Prion, your observation that the story seems to occupy more than one day
is interesting and makes me want to go back and check and see what I
think.  To be honest, my first reaction is to wonder if that isn't a typo! 
It seems so central to the story that it be a single day, that Forlesen be
born, spend a day confusedly /in medias res/ and then die.

I think it would weaken the story considerably to imagine there are
mornings Forlesen wakes up knowing where he is (at least to the extent
that he'd been able to discover the day(s) before), remembering where he
goes to work, etc.  Unless, that is, there is some counterbalancing
significance to there being several days.  Do you see any? 

I think the spelling "ours" for time units is just an elegant way of
making a word that is easily recognized as a time period, but is different
from an hour.  Changing time to work on some kind of decimal system is a
common SF trope for a society organized around machines rather than
people.  240 ours/day not only sounds more decimal, but also creates the
feeling of a long, overworked day (I put in 240 hours today!) -- a
connotation that would be lost if you divided the day into 240 centons. 

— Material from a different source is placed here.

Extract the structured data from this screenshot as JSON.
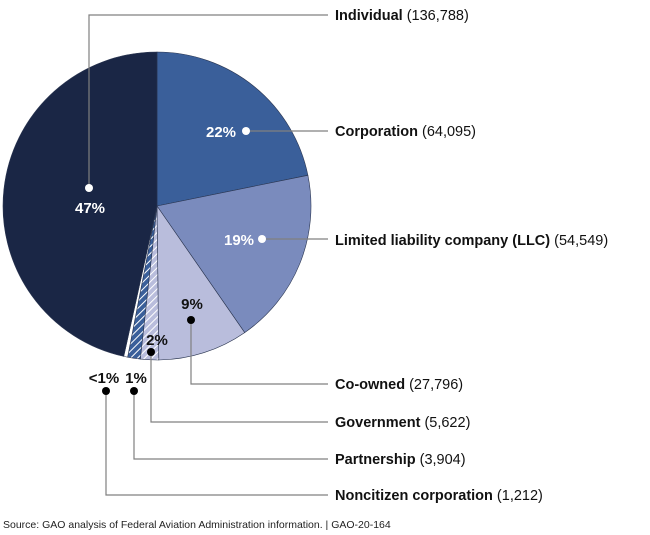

Prion noted regarding "Emanuel Forlesen":
> First of all, it resembles the word "manual" so this might have added
> significance with the German word vorlesen (to read out), a manual
> readout, or something, of a computer. 

"Manual readout" sounds like a computer term, but judging from AltaVista,
it is more likely used in engineering when you have to go to a site to
read an instrument instead of having the data sent/recorded automatically.
So perhaps Emanuel Forlesen must discover/experience any meaning life may
have for himself, rather than having it reported to him.  (I think that
may be stretching too hard.  "God with us" is probably more significant.)